Der Institutionenbegriff
So vielfältig die verschiedenen theoretischen Ansätze auch sind, so vielfältig sind auch die Definitionen des Begriffes der Institutionen. Es sollen zwei Definitionen betrachtet werden. Eine kurze und doch passende Beschreibung wurde unter anderem von Hasse und Krücke 2005 verfasst. In ihrem Werk heißt es: „Institutionen lassen sich […] allgemein als übergreifende Erwartungsstrukturen definieren, die darüber bestimmen, was angemessenes Handeln und Entscheiden ist. […] Institutionen in diesem erweiterten Sinn prägen die Verhaltensweisen einzelner Gesellschaftsmitglieder und regulieren hierdurch das gesellschaftliche Miteinander.“ (Hasse, Krücken 2005, 15)

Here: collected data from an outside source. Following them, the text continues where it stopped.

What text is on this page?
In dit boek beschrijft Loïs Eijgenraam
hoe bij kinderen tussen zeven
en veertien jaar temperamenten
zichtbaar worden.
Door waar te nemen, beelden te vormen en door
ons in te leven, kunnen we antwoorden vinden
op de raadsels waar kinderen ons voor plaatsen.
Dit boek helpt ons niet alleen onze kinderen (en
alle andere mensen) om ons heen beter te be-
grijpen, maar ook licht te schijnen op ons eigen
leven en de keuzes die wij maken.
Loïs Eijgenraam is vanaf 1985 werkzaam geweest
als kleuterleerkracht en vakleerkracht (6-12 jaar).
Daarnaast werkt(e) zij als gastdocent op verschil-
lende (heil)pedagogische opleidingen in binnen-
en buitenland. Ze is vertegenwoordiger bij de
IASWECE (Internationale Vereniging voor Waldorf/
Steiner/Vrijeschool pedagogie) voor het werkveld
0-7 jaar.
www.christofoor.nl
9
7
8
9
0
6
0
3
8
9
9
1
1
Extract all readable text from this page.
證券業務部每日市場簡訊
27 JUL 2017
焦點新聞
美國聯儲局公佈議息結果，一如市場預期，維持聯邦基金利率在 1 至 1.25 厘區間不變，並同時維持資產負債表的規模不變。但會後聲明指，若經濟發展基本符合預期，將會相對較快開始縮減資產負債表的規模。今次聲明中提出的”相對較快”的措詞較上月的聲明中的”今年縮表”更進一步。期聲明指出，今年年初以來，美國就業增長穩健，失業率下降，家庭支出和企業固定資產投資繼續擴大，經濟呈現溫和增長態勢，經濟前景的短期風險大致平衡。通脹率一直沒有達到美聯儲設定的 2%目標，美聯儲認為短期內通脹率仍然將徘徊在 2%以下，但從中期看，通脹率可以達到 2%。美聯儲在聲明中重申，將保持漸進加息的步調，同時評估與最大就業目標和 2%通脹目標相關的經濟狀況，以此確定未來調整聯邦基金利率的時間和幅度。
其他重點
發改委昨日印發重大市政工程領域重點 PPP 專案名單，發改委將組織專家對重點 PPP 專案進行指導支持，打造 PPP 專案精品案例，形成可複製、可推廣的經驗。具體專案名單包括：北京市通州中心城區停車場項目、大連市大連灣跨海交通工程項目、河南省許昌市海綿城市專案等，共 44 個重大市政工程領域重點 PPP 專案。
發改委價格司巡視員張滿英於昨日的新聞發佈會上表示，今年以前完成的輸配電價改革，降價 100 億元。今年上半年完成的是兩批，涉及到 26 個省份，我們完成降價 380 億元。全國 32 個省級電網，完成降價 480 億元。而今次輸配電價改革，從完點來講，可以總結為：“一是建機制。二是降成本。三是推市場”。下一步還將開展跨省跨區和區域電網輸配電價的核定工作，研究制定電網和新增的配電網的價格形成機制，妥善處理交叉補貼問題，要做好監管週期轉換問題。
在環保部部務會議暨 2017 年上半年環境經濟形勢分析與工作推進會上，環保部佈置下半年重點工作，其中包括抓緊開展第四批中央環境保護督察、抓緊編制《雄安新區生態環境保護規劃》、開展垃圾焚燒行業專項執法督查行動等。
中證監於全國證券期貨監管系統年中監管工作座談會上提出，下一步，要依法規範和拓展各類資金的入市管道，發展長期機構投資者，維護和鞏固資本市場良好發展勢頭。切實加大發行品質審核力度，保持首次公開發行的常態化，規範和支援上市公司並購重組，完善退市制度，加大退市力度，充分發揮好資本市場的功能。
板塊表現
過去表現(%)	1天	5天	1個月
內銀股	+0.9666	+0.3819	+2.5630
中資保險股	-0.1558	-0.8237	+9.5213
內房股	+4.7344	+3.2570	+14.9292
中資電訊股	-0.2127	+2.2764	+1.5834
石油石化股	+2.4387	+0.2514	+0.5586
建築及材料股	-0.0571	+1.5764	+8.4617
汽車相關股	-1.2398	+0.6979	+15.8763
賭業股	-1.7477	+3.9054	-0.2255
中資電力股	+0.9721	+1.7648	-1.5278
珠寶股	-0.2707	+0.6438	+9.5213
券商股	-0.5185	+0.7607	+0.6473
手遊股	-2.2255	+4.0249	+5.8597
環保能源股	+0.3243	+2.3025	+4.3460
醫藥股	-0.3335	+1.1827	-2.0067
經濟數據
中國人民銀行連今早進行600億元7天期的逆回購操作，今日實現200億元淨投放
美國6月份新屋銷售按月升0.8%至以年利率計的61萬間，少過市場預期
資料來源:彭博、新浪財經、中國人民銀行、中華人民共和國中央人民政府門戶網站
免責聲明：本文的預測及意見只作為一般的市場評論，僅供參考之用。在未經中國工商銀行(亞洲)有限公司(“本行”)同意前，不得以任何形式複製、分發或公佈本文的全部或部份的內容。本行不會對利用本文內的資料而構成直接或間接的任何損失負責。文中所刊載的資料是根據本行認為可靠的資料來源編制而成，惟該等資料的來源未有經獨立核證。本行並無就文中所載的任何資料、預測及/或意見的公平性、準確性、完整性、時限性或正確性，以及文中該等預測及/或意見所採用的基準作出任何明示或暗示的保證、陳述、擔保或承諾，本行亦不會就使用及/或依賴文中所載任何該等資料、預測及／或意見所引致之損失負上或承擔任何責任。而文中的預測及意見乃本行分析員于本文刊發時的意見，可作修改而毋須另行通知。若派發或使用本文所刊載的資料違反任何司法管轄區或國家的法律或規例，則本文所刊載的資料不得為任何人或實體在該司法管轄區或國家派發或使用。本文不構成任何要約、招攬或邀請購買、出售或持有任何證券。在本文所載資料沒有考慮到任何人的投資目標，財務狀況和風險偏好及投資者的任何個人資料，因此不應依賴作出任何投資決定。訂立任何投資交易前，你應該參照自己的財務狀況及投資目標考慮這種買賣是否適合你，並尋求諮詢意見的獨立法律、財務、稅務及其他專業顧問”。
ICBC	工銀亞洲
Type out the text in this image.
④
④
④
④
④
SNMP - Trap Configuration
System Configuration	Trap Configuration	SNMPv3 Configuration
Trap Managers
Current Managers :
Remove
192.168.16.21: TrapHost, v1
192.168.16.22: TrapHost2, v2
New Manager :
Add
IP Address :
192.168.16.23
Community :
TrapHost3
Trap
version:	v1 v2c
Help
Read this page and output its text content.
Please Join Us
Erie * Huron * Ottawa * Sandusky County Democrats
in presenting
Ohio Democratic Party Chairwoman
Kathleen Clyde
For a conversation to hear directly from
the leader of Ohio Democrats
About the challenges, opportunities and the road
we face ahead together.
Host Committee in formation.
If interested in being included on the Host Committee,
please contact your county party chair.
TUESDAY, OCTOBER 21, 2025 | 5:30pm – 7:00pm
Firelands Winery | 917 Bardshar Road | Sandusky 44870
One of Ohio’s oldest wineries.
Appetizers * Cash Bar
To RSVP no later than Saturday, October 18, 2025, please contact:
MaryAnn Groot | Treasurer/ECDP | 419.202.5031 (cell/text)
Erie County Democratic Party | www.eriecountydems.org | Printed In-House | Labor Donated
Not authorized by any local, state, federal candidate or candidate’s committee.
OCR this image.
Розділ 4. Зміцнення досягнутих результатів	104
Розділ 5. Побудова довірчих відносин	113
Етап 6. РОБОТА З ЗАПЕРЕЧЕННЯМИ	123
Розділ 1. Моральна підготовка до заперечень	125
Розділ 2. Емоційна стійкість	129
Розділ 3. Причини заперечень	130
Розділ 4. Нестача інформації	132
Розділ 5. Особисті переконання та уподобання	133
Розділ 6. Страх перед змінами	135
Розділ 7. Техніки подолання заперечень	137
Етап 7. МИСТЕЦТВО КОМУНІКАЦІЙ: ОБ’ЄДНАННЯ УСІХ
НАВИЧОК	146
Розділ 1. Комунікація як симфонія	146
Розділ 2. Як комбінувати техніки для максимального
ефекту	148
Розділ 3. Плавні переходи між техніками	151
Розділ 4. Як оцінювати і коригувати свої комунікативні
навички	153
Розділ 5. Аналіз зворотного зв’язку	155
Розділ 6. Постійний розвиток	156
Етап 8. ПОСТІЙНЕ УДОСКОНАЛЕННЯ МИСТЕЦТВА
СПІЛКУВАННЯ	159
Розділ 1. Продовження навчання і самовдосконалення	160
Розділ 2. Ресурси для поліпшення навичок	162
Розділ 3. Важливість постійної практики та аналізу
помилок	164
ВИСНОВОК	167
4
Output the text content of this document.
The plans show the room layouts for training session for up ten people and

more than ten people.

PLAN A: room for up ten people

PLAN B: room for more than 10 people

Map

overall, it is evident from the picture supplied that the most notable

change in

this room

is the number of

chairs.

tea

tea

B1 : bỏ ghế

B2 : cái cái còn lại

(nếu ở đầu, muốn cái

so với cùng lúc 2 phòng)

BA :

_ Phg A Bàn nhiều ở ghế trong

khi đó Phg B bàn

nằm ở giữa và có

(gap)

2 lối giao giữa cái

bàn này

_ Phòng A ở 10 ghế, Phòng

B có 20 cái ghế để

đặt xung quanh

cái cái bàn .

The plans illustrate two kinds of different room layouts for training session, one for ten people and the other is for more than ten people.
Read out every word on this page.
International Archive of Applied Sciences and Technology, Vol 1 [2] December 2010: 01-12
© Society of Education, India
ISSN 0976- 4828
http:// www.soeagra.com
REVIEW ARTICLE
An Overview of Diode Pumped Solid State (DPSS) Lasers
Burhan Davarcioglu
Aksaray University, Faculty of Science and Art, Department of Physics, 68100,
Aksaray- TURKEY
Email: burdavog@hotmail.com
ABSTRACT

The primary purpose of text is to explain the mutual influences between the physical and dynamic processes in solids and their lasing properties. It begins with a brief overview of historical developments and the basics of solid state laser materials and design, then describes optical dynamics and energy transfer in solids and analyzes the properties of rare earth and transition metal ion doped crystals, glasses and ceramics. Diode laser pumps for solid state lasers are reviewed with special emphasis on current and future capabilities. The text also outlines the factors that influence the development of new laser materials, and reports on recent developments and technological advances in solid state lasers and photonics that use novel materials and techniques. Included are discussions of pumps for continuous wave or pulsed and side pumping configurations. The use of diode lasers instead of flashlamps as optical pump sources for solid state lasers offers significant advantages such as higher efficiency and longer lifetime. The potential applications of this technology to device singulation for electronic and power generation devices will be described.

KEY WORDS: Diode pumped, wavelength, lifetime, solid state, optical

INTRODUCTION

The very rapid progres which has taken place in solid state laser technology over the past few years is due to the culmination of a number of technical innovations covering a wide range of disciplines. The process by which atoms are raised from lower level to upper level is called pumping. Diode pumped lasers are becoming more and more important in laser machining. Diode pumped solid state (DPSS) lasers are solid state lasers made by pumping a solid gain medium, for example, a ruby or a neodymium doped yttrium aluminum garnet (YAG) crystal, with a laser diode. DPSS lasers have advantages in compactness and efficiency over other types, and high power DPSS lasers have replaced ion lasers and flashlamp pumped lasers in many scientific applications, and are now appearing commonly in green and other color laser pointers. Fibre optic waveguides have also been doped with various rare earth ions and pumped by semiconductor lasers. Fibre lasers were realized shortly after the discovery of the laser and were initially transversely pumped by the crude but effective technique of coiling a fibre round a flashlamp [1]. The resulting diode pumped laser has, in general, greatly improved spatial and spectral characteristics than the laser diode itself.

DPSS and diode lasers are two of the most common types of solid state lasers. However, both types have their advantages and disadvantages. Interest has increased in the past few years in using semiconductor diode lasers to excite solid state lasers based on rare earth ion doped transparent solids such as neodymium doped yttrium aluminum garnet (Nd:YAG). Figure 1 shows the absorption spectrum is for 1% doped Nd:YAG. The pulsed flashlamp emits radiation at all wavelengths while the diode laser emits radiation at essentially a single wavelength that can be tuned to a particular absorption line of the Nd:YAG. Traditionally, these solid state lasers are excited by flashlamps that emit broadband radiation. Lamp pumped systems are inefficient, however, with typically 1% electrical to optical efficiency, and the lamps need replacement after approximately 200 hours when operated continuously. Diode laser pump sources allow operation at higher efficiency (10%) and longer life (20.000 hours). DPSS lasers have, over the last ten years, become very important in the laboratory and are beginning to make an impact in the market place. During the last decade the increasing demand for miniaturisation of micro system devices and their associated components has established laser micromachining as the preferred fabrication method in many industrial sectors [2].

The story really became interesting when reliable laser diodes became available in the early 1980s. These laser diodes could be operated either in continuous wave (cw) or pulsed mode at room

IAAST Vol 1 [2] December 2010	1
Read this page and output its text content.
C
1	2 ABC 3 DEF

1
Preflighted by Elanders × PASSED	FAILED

Eine deutlich umfassendere und ebenfalls sehr bekannte Definition einer Institution stammt von Scott (2001). In seinem Buch „Institutions and Organizations“ zeigt er mehrere Merkmale auf, welche Institutionen beschreiben:
„Institutions are social structures that have attained a high degree of resilience.
Institutions are composed of cultural-cognitive, normative, and regulative elements that, together with associated activities and resources, provide stability and meaning to so-cial life.
Institutions are transmitted by various types of carriers, including symbolic systems, re-lational systems, routines and artifacts.
Institutions operate at multiple levels of jurisdiction, from the world system to localized interpersonal relationships.
Institutions by definition connote stability but are subject to change processes, both in-cremental and discontinuous.” (Scott (2001), S. 48)
In seinen Definitionen bezieht er gleich mehrere Elemente ein, die aufzeigen, welch enormen Einfluss Institutionen als unbewusste Handlungsmotive, auf verschiedenen Ebenen, von der juristischen Ebene bis hin auf der Ebene der persönlichen Beziehungsgestaltung einnehmen. Interessant ist auch, wie sich Institutionen in symbolische Systeme übertragen (beispielsweise das Kreuzsymbol in Bild und Sprache bei christlichen Organisationen). Besonders hervorzuheben ist der zuletzt benannte Aspekt, welcher den Widerspruch der Sicherheiten sowie der Veränderungen durch Routinen gegenüberstellt. Genau dieser Konflikt soll in der Abschlussdiskussion- und Reflexion Berücksichtigung finden. Die Sicherheit, auch die Annahme das Institutionen zu Realitäten werden, an denen das Subjekt nicht vorbeikommt, kann im pädagogischen Arbeitsalltag der Entlastung aber auch zu einer Beschränkung professionellen und individuellen Handelns führen. 2014 ergänzt Scott seine Definitionen um folgende Aussage:
„Institutions comprise regulative, normative, and cultural-cognitive elements that, together with associated activities and resources, provide stability and meaning to social life.” (Scott 2014, 56)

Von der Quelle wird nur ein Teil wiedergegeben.